From the Editor

Ifigured it was high time that BAW profiled one of the Royal Navy’s greatest flag officers: Admiral of the Fleet Andrew Browne Cunningham.

Sometimes, as editor, it is difficult to ensure every article we run gets its due. Pages are finite and pages are precious, but when it comes to a figure such as Cunningham you can never have too many, so do have a read of Allan George’s biographical feature on the man likened to Vice-Admiral Horatio Nelson.

I don't believe it a stretch to say ‘ABC’ Cunningham was – and remains – one of Britain’s foremost fighting sailors. In occupying the Italian fleet and repeatedly defeating it, springing an audacious raid heralding a transformation in how naval warfare would be fought, overseeing two major evacuations, and supporting Malta and the Eighth Army, there are few who did more than Cunningham to win the Mediterranean and facilitate the Axis collapse in North Africa during World War Two.
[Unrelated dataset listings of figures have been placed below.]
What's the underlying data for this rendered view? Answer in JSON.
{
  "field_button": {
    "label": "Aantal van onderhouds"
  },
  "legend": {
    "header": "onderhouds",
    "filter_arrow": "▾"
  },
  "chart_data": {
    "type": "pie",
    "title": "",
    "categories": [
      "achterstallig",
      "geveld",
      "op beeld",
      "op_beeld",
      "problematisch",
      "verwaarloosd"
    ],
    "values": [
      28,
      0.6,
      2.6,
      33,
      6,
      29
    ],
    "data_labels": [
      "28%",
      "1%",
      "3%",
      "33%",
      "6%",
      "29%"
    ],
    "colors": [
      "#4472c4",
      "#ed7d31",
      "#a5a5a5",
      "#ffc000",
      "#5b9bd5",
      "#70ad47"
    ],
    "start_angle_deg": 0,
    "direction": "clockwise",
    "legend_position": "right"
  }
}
Continuing that maritime theme, Graham Goodlad examines three of your favourite Battle of the Atlantic-themed novels – The Cruel Sea, The Enemy Below and The Good Shepherd – and their respective film adaptations to discover how the varied perspectives of each author shaped their harrowing and powerful narratives.

Elsewhere, Daniel Knowles charts the Special Service Cruise through a detailed article starting in late 1923, when the battlecruisers Hood and Repulse left on an 11-month world tour. The sight of two of the most powerful warships afloat, implicitly ranging wherever they pleased, must have have been quite something and hundreds of thousands of people turned out to see them. However, Britain’s ambassadors with 15in guns were also a visual representation of might, reminding friend and foe alike of its prowess on the waves.